Две кучерявые японки, одетые школьницами. У них приятные гладкие руки и жёсткие лица с чёрной помадой. И фотоаппараты на рудки. У левой - красный, а у другой - залёный.
Наверное, можно было пройти мимо. Но камикадзе так не умеют.
Я остановился и посмотрел. Этого оказалось достаточно.
- Вы здешний?- попыталась улыбнуться та, что была с красным.
- Во многом - да.
- Превосходно. А профессора Флигенберда знаете?
- Слышал о нём.
- Мы из физического кружка школы Цветущая Слива. Это в городе Осака.
- Стало быть, Осака? Здоровеньки булы!
- Мы прочитали про профессора Флигенберда... и очень хотим его видеть.
Я ещё раз смерил их взглядом. Лица у девчонок, конечно, постные. Но даже такие не читают журналы, где публикуется Михаил Соломонович.
Колокола продолжали грохотать у меня за спиной.
- А где вы про него прочитали?
- Вот, пожалуйста.
Зелёная вытащила из сумки разноцветный журнал с аккуратной картонной закладкой. Вытащила довольно неловко. Но такая неловкость бывает и наигранной.
- Видите?
Фотография была знакомой - та самая, где профессор в сером костюме поверх чёрной майки стоит на фоне двери деканата. Розовые и зелёные иероглифы прыгают по странице среди столбиков более спокойного чёрного текста. Прочитать всё я не успел. Но понял, что Михаил Соломонович - великий физик нашего времени, и к тому же незаурядный поэт.

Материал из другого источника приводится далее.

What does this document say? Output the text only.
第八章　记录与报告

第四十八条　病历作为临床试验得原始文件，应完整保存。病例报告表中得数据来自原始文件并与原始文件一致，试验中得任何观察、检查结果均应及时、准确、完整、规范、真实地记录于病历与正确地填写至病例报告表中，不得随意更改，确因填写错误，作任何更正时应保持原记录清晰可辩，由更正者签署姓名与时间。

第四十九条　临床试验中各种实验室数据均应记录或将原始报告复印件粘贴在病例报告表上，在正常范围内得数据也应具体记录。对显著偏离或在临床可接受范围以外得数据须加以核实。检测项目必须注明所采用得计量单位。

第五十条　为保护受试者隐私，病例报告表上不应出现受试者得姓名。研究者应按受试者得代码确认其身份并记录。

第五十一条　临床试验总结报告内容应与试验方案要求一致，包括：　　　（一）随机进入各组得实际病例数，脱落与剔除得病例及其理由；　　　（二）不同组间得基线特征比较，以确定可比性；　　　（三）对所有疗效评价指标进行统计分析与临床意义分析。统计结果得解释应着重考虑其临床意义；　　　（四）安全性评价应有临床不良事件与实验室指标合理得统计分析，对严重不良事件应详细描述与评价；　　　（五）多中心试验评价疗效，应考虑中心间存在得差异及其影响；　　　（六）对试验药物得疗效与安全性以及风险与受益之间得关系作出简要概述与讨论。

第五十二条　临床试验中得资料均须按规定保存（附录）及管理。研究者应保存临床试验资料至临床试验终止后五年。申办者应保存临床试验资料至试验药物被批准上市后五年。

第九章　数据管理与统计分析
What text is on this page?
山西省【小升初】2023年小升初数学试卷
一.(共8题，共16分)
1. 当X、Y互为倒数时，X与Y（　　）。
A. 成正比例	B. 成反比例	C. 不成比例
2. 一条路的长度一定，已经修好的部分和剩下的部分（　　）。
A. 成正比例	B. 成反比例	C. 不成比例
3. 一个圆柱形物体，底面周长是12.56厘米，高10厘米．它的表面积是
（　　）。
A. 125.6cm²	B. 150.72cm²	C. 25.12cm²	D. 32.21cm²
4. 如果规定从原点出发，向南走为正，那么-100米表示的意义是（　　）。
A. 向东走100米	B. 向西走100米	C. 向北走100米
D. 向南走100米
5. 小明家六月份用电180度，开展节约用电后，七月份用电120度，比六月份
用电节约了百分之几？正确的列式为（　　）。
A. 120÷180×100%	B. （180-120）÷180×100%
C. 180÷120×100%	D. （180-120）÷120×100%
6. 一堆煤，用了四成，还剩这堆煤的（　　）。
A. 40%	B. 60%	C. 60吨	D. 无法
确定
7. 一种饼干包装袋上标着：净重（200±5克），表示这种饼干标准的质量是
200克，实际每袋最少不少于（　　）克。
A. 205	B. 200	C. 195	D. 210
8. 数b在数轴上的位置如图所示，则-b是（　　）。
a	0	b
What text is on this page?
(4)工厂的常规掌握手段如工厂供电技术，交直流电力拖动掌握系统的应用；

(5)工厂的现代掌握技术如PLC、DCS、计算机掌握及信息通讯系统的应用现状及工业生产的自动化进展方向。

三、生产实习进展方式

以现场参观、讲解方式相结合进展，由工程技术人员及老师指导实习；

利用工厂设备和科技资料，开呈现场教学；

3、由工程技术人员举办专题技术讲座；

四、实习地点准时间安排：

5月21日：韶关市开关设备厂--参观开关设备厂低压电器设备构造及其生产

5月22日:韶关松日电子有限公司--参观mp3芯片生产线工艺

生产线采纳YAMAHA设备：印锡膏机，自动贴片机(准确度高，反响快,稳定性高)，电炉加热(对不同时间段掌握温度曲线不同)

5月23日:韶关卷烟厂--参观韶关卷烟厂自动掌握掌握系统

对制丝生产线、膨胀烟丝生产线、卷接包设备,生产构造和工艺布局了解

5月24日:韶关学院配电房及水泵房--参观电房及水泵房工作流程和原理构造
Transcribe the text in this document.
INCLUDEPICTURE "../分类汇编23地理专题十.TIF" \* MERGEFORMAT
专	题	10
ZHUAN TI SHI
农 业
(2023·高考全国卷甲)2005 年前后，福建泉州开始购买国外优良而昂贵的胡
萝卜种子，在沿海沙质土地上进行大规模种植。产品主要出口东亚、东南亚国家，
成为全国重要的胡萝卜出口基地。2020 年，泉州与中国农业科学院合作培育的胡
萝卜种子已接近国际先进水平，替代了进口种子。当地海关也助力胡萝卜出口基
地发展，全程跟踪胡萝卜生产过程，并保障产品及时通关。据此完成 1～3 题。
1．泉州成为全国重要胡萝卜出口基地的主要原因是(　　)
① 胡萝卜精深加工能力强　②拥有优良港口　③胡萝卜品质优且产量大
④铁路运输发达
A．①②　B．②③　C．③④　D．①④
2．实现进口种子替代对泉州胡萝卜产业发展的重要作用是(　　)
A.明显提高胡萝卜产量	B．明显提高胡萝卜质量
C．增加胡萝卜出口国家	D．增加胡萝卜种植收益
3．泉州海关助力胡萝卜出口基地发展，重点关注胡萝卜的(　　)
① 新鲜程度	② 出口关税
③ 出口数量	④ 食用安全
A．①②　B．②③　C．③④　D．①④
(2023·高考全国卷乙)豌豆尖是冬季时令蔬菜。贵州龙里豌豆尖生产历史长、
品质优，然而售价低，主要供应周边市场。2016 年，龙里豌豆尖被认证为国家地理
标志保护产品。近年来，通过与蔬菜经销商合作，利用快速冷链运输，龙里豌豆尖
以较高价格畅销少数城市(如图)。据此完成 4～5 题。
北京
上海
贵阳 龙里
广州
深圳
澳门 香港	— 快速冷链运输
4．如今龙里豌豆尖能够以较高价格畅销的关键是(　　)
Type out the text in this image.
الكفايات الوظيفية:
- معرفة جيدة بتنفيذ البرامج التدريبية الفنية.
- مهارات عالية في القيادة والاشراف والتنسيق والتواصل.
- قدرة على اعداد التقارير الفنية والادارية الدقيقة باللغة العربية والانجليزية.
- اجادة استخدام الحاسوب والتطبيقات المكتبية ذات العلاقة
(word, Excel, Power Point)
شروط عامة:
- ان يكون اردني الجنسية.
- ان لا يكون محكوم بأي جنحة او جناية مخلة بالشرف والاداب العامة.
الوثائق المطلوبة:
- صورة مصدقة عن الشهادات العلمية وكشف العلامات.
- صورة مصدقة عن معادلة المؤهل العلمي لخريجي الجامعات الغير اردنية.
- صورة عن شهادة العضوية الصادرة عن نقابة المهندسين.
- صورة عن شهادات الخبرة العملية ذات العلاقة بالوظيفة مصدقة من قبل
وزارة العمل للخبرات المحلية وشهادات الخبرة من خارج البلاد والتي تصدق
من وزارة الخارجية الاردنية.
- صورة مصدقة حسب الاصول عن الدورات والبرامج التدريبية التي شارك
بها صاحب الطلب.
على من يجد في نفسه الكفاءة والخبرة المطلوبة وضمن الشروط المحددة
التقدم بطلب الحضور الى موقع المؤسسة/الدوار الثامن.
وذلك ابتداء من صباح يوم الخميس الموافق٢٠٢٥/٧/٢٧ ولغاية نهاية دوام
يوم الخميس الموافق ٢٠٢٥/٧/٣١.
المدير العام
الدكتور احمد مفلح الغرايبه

Я разглядывал страницу не больше полуминуты. И давно не читал цветастые журналы для девочек. Но по этому, конкретному вопросу, я был полностью согласен с журналом.
Пусть даже журнал на самом деле не настоящий.
- Я думаю, вам лучше подождать в Стекляшке,- я показал на легендарную кафешку,- Там отличное мороженое. И отличный лимонад из лимонов, мандаринов и кокосового молока со льдом.
Девушки смотрели на Стекляшку не больше двух секунд.
И мне стало немного обидно. Этот тусклый кафетерий при кинотеатре «Брест» был легендой Асибецу ещё с семидесятых годов. За пятьдесят сэн можно было съесть шарик мороженного в бокале на тонкой ножке, с присыпками и политый карамелью. Как он назывался по-настоящему, никто не помнил уже тогда. Всё называли Стекляшкой.
Когда погиб Цой, в газетных объявлениях так и писали - «поминовение в храме св. равноап. Николая Японского (возле Стекляшки)». И никто не удивлялся. Церкви тогда было два года, а Стекляшка казалось вечной.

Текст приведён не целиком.